For this purpose, there can hardly be a better subject than Frida. Despite a horrific accident as a young woman, she lived her life to the maximum and her paintings are honest and raw outward expressions of an individual’s inner pain, depicting subject matter that continues to resonate: love, fertility and death. Frida’s exuberant identification with indigenous Mexican mythology created a powerful sense of connectedness to the earth and nature, which is another window of expression for the author of this book.
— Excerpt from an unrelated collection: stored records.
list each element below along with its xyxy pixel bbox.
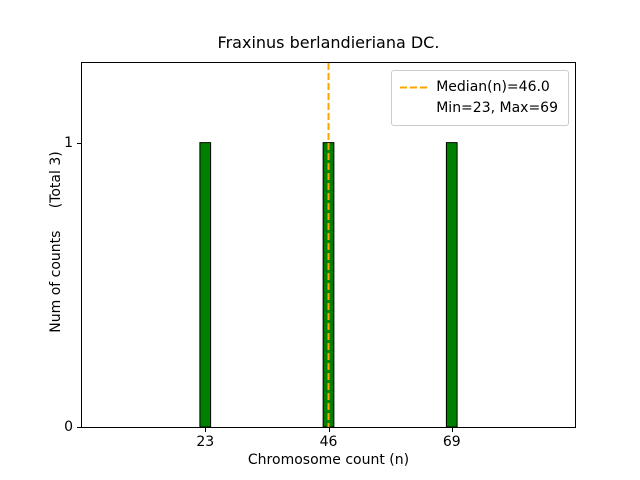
- plot-area: [81, 62, 576, 428]
- chart-title: Fraxinus berlandieriana DC.: [217, 33, 440, 52]
- legend: Median(n)=46.0 Min=23, Max=69: [391, 70, 569, 126]
- x-tick-label: 23: [196, 434, 215, 450]
- legend-blank-marker: [400, 98, 428, 119]
- x-tick-label: 46: [319, 434, 338, 450]
- plot-canvas: [199, 63, 458, 427]
- y-tick-mark: [77, 142, 81, 144]
- y-tick-label: 0: [64, 419, 73, 435]
- x-tick-mark: [328, 428, 330, 432]
- dashed-line-icon: [400, 77, 429, 98]
- legend-label-median: Median(n)=46.0: [436, 79, 550, 95]
- bar: [199, 142, 212, 427]
- x-tick-mark: [205, 428, 207, 432]
- y-tick-mark: [77, 427, 81, 428]
- x-axis-label: Chromosome count (n): [247, 452, 410, 468]
- y-axis-label: Num of counts (Total 3): [48, 151, 64, 333]
- legend-entry-median: Median(n)=46.0: [400, 77, 558, 98]
- legend-entry-minmax: Min=23, Max=69: [400, 98, 558, 119]
- x-tick-label: 69: [442, 434, 461, 450]
- legend-label-minmax: Min=23, Max=69: [436, 100, 558, 116]
- y-tick-label: 1: [64, 134, 73, 151]
- x-tick-mark: [451, 428, 453, 432]
- bar: [445, 142, 458, 427]
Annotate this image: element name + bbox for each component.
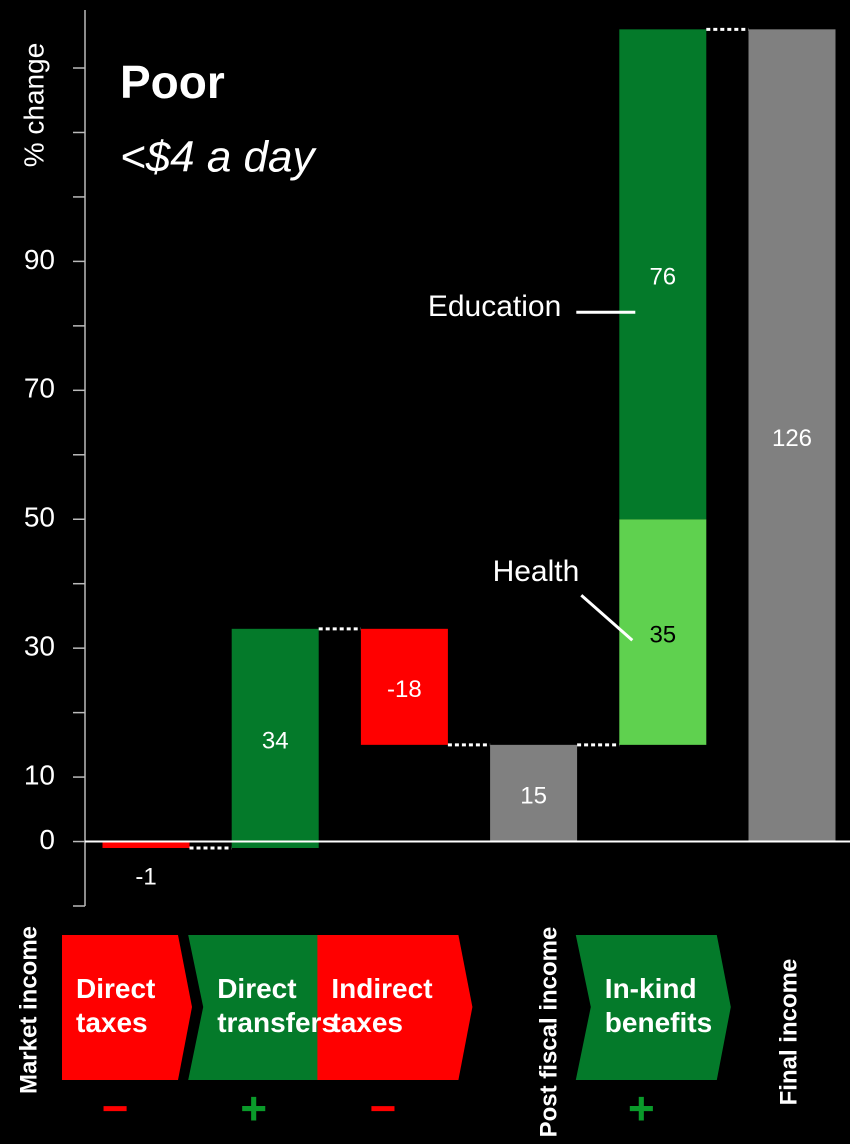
y-tick-label: 90 <box>24 244 55 275</box>
annotation: Health <box>493 555 580 588</box>
value-label: 35 <box>649 621 676 648</box>
annotation: Education <box>428 290 561 323</box>
value-label: 76 <box>649 264 676 291</box>
y-axis-label: % change <box>18 43 49 168</box>
y-tick-label: 70 <box>24 373 55 404</box>
bar-segment <box>748 29 836 842</box>
stage-sign: + <box>240 1082 267 1134</box>
value-label: 34 <box>262 728 289 755</box>
chart-subtitle: <$4 a day <box>120 133 317 182</box>
stage-label: In-kind benefits <box>604 973 713 1038</box>
bar-segment <box>619 519 707 745</box>
bar-segment <box>490 744 578 842</box>
bar-segment <box>231 628 319 848</box>
y-tick-label: 30 <box>24 631 55 662</box>
y-tick-label: 50 <box>24 502 55 533</box>
stage-arrow <box>317 935 473 1080</box>
value-label: 126 <box>772 425 812 452</box>
y-tick-label: 10 <box>24 759 55 790</box>
bar-segment <box>619 29 707 520</box>
y-tick-label: 0 <box>39 824 55 855</box>
bar-segment <box>360 628 448 745</box>
stage-sign: − <box>369 1082 396 1134</box>
stage-label: Direct taxes <box>76 973 156 1038</box>
stage-arrow <box>575 935 731 1080</box>
chart-title: Poor <box>120 56 225 108</box>
bar-segment <box>102 841 190 848</box>
value-label: -18 <box>387 676 422 703</box>
annotation-leader <box>580 594 634 642</box>
stage-label: Post fiscal income <box>535 927 562 1138</box>
stage-label: Direct transfers <box>217 973 338 1038</box>
stage-label: Market income <box>15 926 42 1094</box>
stage-arrow <box>62 935 192 1080</box>
stage-sign: − <box>102 1082 129 1134</box>
stage-arrow <box>188 935 344 1080</box>
value-label: 15 <box>520 783 547 810</box>
stage-label: Final income <box>775 959 802 1106</box>
stage-sign: + <box>628 1082 655 1134</box>
value-label: -1 <box>135 863 156 890</box>
stage-label: Indirect taxes <box>331 973 433 1038</box>
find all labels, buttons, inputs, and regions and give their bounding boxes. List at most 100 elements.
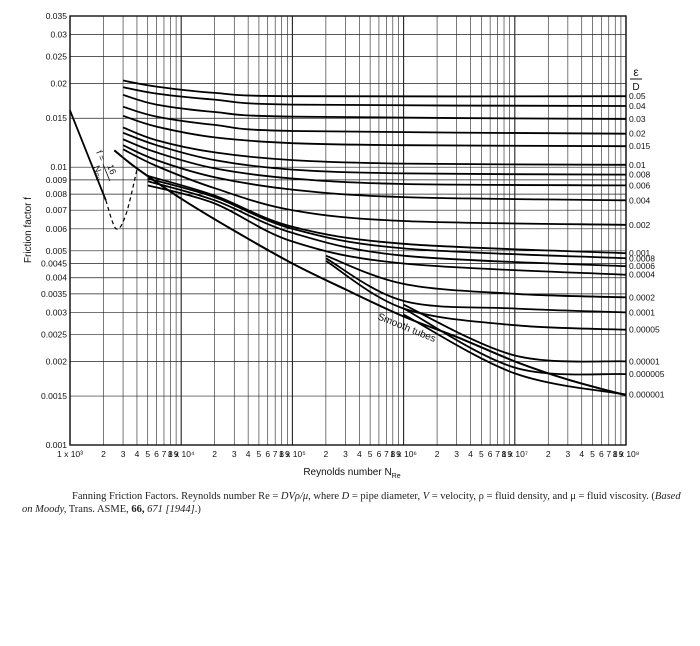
roughness-curve-label: 0.03 (629, 114, 646, 124)
laminar-lhs: f = (94, 149, 107, 162)
roughness-curve-label: 0.01 (629, 160, 646, 170)
roughness-curve (122, 86, 627, 107)
roughness-curve-label: 0.000005 (629, 369, 665, 379)
x-tick-label: 2 (324, 449, 329, 459)
roughness-curve (147, 175, 627, 255)
x-tick-label: 9 (507, 449, 512, 459)
x-tick-label: 5 (590, 449, 595, 459)
roughness-curve (147, 177, 627, 260)
x-tick-label: 3 (343, 449, 348, 459)
x-tick-label: 8 (502, 449, 507, 459)
y-axis-label: Friction factor f (23, 197, 34, 263)
y-tick-labels: 0.001 0.0015 0.002 0.0025 0.003 0.0035 0.004 0.… (41, 11, 67, 450)
y-tick-label: 0.009 (46, 175, 68, 185)
y-tick-label: 0.0045 (41, 259, 67, 269)
x-tick-label: 5 (368, 449, 373, 459)
x-tick-labels: 1 x 10³ 2 3 4 5 6 7 8 91 x 10⁴ 2 3 4 5 6 7 8 91 x 10⁵ 2 3 4… (57, 449, 640, 459)
x-tick-label: 4 (357, 449, 362, 459)
roughness-curve-label: 0.008 (629, 170, 651, 180)
y-tick-label: 0.01 (50, 162, 67, 172)
x-tick-label: 1 x 10⁷ (502, 449, 528, 459)
x-tick-label: 7 (384, 449, 389, 459)
x-tick-label: 2 (101, 449, 106, 459)
x-tick-label: 3 (454, 449, 459, 459)
x-tick-label: 2 (546, 449, 551, 459)
roughness-curve (122, 144, 627, 202)
y-tick-label: 0.002 (46, 356, 68, 366)
roughness-curve (122, 105, 627, 135)
x-tick-label: 3 (121, 449, 126, 459)
y-tick-label: 0.035 (46, 11, 68, 21)
roughness-header-denominator: D (632, 82, 639, 93)
roughness-curve (147, 184, 627, 276)
roughness-curve-label: 0.0008 (629, 253, 655, 263)
y-tick-label: 0.025 (46, 52, 68, 62)
x-tick-label: 7 (273, 449, 278, 459)
x-tick-label: 6 (265, 449, 270, 459)
y-tick-label: 0.006 (46, 224, 68, 234)
x-tick-label: 9 (619, 449, 624, 459)
roughness-curve-label: 0.00001 (629, 356, 660, 366)
roughness-curve (147, 180, 627, 268)
roughness-curve-label: 0.0001 (629, 307, 655, 317)
x-tick-label: 8 (279, 449, 284, 459)
y-tick-label: 0.03 (50, 30, 67, 40)
y-tick-label: 0.005 (46, 246, 68, 256)
smooth-tubes-curve (113, 149, 627, 397)
x-tick-label: 5 (257, 449, 262, 459)
x-tick-label: 4 (246, 449, 251, 459)
x-tick-label: 8 (168, 449, 173, 459)
x-tick-label: 9 (396, 449, 401, 459)
plot-frame (69, 15, 627, 446)
roughness-curve-label: 0.05 (629, 91, 646, 101)
y-tick-label: 0.0015 (41, 391, 67, 401)
roughness-curve (325, 260, 627, 331)
x-tick-label: 4 (468, 449, 473, 459)
roughness-curve (403, 303, 627, 363)
x-tick-label: 6 (154, 449, 159, 459)
roughness-curve-label: 0.04 (629, 101, 646, 111)
roughness-curve (122, 114, 627, 148)
y-tick-label: 0.007 (46, 205, 68, 215)
roughness-curve (122, 138, 627, 187)
roughness-curve-label: 0.0002 (629, 292, 655, 302)
x-tick-label: 8 (390, 449, 395, 459)
x-tick-label: 1 x 10⁶ (390, 449, 417, 459)
x-tick-label: 6 (488, 449, 493, 459)
roughness-curve-label: 0.001 (629, 248, 651, 258)
roughness-curve (122, 94, 627, 120)
roughness-curves (69, 79, 627, 397)
roughness-curve (325, 254, 627, 299)
y-tick-label: 0.008 (46, 189, 68, 199)
roughness-curve (122, 131, 627, 176)
laminar-line (69, 110, 107, 201)
x-tick-label: 3 (232, 449, 237, 459)
x-tick-label: 3 (565, 449, 570, 459)
roughness-curve-label: 0.006 (629, 180, 651, 190)
laminar-denominator: NRe (90, 164, 107, 182)
roughness-curve-label: 0.015 (629, 141, 651, 151)
laminar-fraction-bar (102, 164, 111, 182)
y-tick-label: 0.004 (46, 273, 68, 283)
roughness-curve (122, 79, 627, 98)
x-axis-label: Reynolds number NRe (303, 467, 400, 480)
roughness-curve-label: 0.002 (629, 220, 651, 230)
x-tick-label: 9 (285, 449, 290, 459)
friction-factor-chart: 1 x 10³ 2 3 4 5 6 7 8 91 x 10⁴ 2 3 4 5 6 7 8 91 x 10⁵ 2 3 4… (23, 11, 665, 480)
x-tick-label: 5 (145, 449, 150, 459)
y-tick-label: 0.0035 (41, 289, 67, 299)
y-tick-label: 0.003 (46, 307, 68, 317)
roughness-curve-label: 0.0004 (629, 270, 655, 280)
x-tick-label: 2 (212, 449, 217, 459)
roughness-curve (122, 126, 627, 166)
x-tick-label: 7 (606, 449, 611, 459)
x-tick-label: 8 (613, 449, 618, 459)
y-tick-label: 0.0025 (41, 329, 67, 339)
roughness-header-numerator: ε (633, 65, 639, 79)
x-tick-label: 7 (495, 449, 500, 459)
x-tick-label: 6 (599, 449, 604, 459)
x-tick-label: 6 (377, 449, 382, 459)
x-tick-label: 5 (479, 449, 484, 459)
x-tick-label: 1 x 10⁸ (613, 449, 640, 459)
x-tick-label: 9 (174, 449, 179, 459)
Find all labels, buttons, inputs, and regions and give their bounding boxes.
I started reading this deceptively slim volume with some hesitation – there have been some notoriously melodramatic/pretentious renditions of the artistic life – but as I found Griffith’s voice harmonising with what I know of Frida’s life, I was swept up and seduced. Through the great love that Frida had for Diego Rivera, the pain of Frida’s accident and the subsequent loss of fertility and motherhood; love, loss and maternalism are explored in Griffith’s whirling prose. Recently, I received a bewildering advertisement for shoes à la Frida Kahlo – not only did they not look remotely Mexican (to me), they had really high heels – perhaps that was meant to represent the metal rods that impaled the young Kahlo. Frida of the monobrow as fashion promotion?! Style and guts: yes, in buckets. Griffiths has taken these qualities and wrought a lyrical piece that soars – and takes you with it.